Port-A-Cath migration may be due to trauma at the site of the port, previous compression of the catheter with shoulder movements, repeated manipulation and vigorous injection of fluid into the port. In our study we report a rare complication of migrating central line most probably due to trauma at the site of the port followed by disconnection of the catheter from the injection port which may be attributed to week connection between both parts and inadequate securing of the catheter at the time of insertion. Frequent symptoms associated with catheter migration include neck pain, shoulder pain, chest pain, ear pain, palpitations. Many patients are asymptomatic probably because the usual site of migration is the right ventricle and pulmonary artery, and there are few sensory endings in the endocardium and vascular endothelium [7].

Fortunately our patient was asymptomatic at the time when the catheter was found disconnected. In one case reported, interventional radiology attempted to retrieve the catheter through right femoral catheterization but this was unsuccessful, because of the vein occlusion. Further exploration revealed that left femoral as well as right and left internal jugular veins were also occluded. The Patient was then referred to cardiothoracic surgery. Under general anesthesia, a median sternotomy was made and the catheter was trapped [8]. Another case was reported, presented with non-functioning line after 5 months of insertion of Port-A-Cath and in this case the catheter was removed successfully by open neck surgery [9].
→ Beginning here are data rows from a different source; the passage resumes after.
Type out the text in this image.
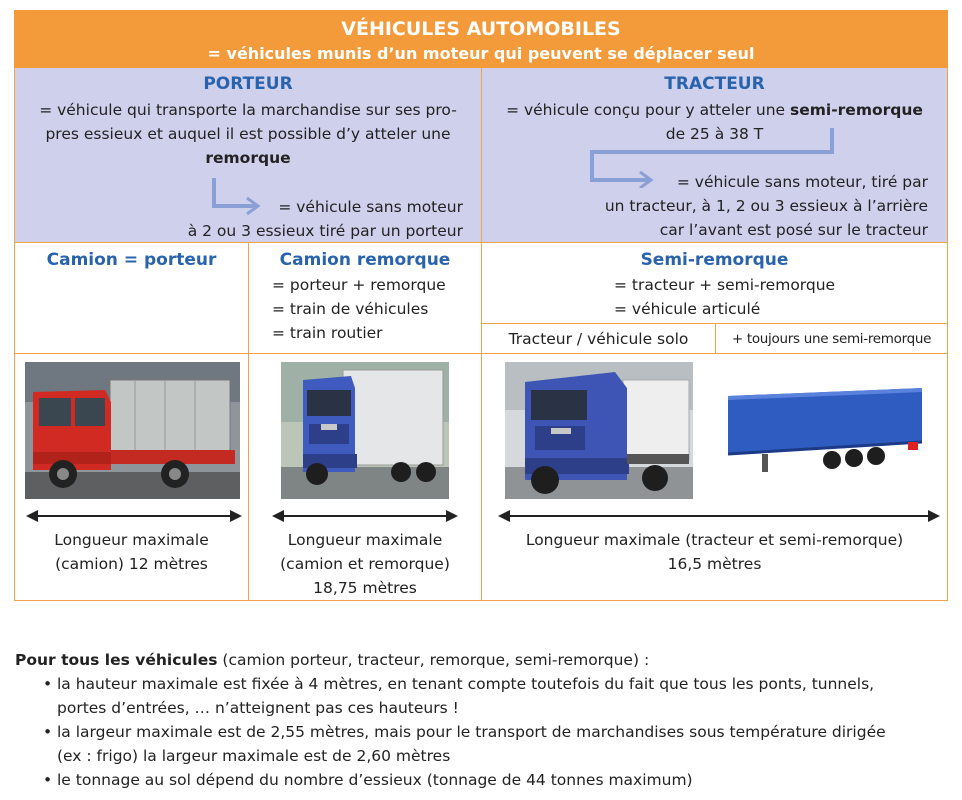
VÉHICULES AUTOMOBILES
= véhicules munis d’un moteur qui peuvent se déplacer seul
PORTEUR
= véhicule qui transporte la marchandise sur ses pro-
pres essieux et auquel il est possible d’y atteler une
remorque
= véhicule sans moteur
à 2 ou 3 essieux tiré par un porteur
TRACTEUR
= véhicule conçu pour y atteler une semi-remorque
de 25 à 38 T
= véhicule sans moteur, tiré par
un tracteur, à 1, 2 ou 3 essieux à l’arrière
car l’avant est posé sur le tracteur
Camion = porteur	Camion remorque
= porteur + remorque
= train de véhicules
= train routier
Semi-remorque
= tracteur + semi-remorque
= véhicule articulé
Tracteur / véhicule solo	+ toujours une semi-remorque
Longueur maximale
(camion) 12 mètres
Longueur maximale
(camion et remorque)
18,75 mètres
Longueur maximale (tracteur et semi-remorque)
16,5 mètres
Pour tous les véhicules (camion porteur, tracteur, remorque, semi-remorque) :
• la hauteur maximale est fixée à 4 mètres, en tenant compte toutefois du fait que tous les ponts, tunnels,
portes d’entrées, … n’atteignent pas ces hauteurs !
• la largeur maximale est de 2,55 mètres, mais pour le transport de marchandises sous température dirigée
(ex : frigo) la largeur maximale est de 2,60 mètres
• le tonnage au sol dépend du nombre d’essieux (tonnage de 44 tonnes maximum)
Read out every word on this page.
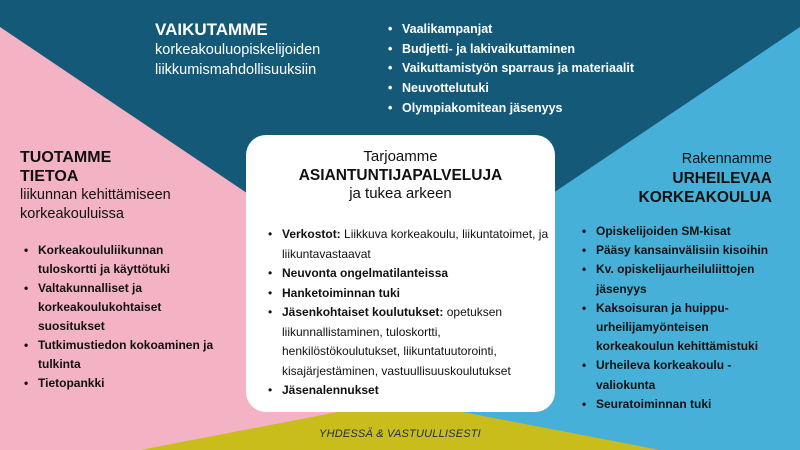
VAIKUTAMME
korkeakouluopiskelijoiden
liikkumismahdollisuuksiin
• Vaalikampanjat
• Budjetti- ja lakivaikuttaminen
• Vaikuttamistyön sparraus ja materiaalit
• Neuvottelutuki
• Olympiakomitean jäsenyys
TUOTAMME
TIETOA
liikunnan kehittämiseen
korkeakouluissa
• Korkeakoululiikunnan tuloskortti ja käyttötuki
• Valtakunnalliset ja korkeakoulukohtaiset suositukset
• Tutkimustiedon kokoaminen ja tulkinta
• Tietopankki
Rakennamme
URHEILEVAA
KORKEAKOULUA
• Opiskelijoiden SM-kisat
• Pääsy kansainvälisiin kisoihin
• Kv. opiskelijaurheiluliittojen jäsenyys
• Kaksoisuran ja huippu-urheilijamyönteisen korkeakoulun kehittämistuki
• Urheileva korkeakoulu -valiokunta
• Seuratoiminnan tuki
Tarjoamme
ASIANTUNTIJAPALVELUJA
ja tukea arkeen
• Verkostot: Liikkuva korkeakoulu, liikuntatoimet, ja liikuntavastaavat
• Neuvonta ongelmatilanteissa
• Hanketoiminnan tuki
• Jäsenkohtaiset koulutukset: opetuksen liikunnallistaminen, tuloskortti, henkilöstökoulutukset, liikuntatuutorointi, kisajärjestäminen, vastuullisuuskoulutukset
• Jäsenalennukset
YHDESSÄ & VASTUULLISESTI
To our knowledge, this is the first reported Port-A-Cath from BARD disconnected from its septum, migrated into the heart and exposed bare to the right ventricle that was retrieved percutaneously using snare following a difficult attempt to approach via the internal jugular vein or through an open neck surgery. There were concerns over the Port-A-Cath entanglement with the tricuspid valve or intraventricular structures during the process of pulling it uncovered. But probably the silastic nature of the Port-A-Cath makes it less likely to get entangled. Years of experience have proven that central venous catheters are superior to peripheral venous catheters for the delivery of chemotherapy. With such widespread use of this system, we should keep in mind all potential complications of the port system. Prevention and early detection are the cornerstone for the management of catheter disconnection and migration. The possibility of catheter disconnection should always be considered and a chest x-ray should be performed immediately. Moreover prevention should include instructing the patients to minimize heavy physical activities that involve the shoulder. To avoid open surgery, the percutaneous retrieval technique is preferred because it is simple, inexpensive and relatively low-risk [10].